Michaela Vidlakova at school

This photo was probably taken in 1958. In the photo I’m working on my thesis, and the picture was probably taken by some colleague at school.

Before our attempt at emigration I’d been attending the French high school. Back then the principal was Vanda Mouckova-Zavodska, whom I liked and I think that she liked me as well. But when I came to see her, saying that I’d been given amnesty and that I had to be looked upon as someone without a record, she said that she didn’t care, that such elements had no business being at her school. During the war she’d been jailed for being a Communist, perhaps even sentenced to death, so I thought that she’d have a certain amount of understanding for people from jail, but evidently her Communist ideals were stronger. So I remained without a high school diploma and entered the work force.

I began working for Potravinoprojekt as a technical draftswoman, or more precisely as someone that had studied technical drawing. I basically drew projects with Indian ink, and my starting salary was 450 crowns. The manager of our office was Ing. Fanta, a prewar capitalist, whom they were also persecuting and threw him out of everywhere they could. When he heard my story, he willingly took me on and was very nice and decent to me. My other co-workers were excellent too, they took care of me and understood my life’s trials. I even met Mrs. Eliska Schrackerova there, a lady my mother’s age, who’d also survived Terezin. I have very fond memories of that year and a half.

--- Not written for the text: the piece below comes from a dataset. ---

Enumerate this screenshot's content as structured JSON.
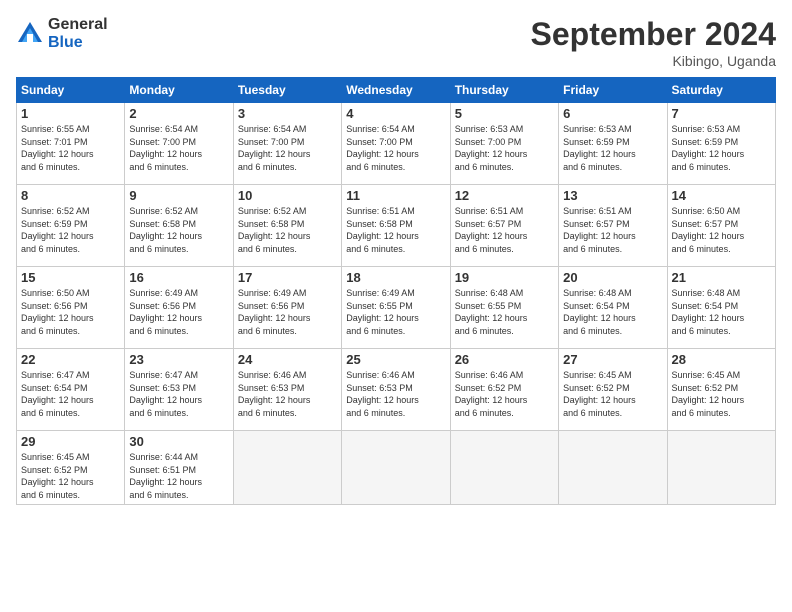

At that time I finished my high school degree at night school, and in 1955 I finally graduated. My previous report card as well as the one from the school-leaving exam had straight A’s, so according to the rules I was supposed to have been admitted to university without having to take entrance exams. Back then I didn’t know that, nevertheless I once again had straight A’s on the exams for the Faculty of Science at Charles University, where I’d applied. But I received a notification where it once again said: ‘You passed the exams, but due to the high number of applicants, we were unable to accept you.’

They recommended that I apply to agricultural college or economics, because they had a shortage of students. But I said that I wanted to study biology, so I kept appealing and appealing. Finally it went all the way up to the Office of the President and back to the rector’s office and dean’s office, and then they finally accepted me, after the summer holidays. Then two years later they tried to expel me, but once again it somehow worked out, so in the end I graduated. My thesis was on the metabolism of sugar in insects. I graduated in 1960.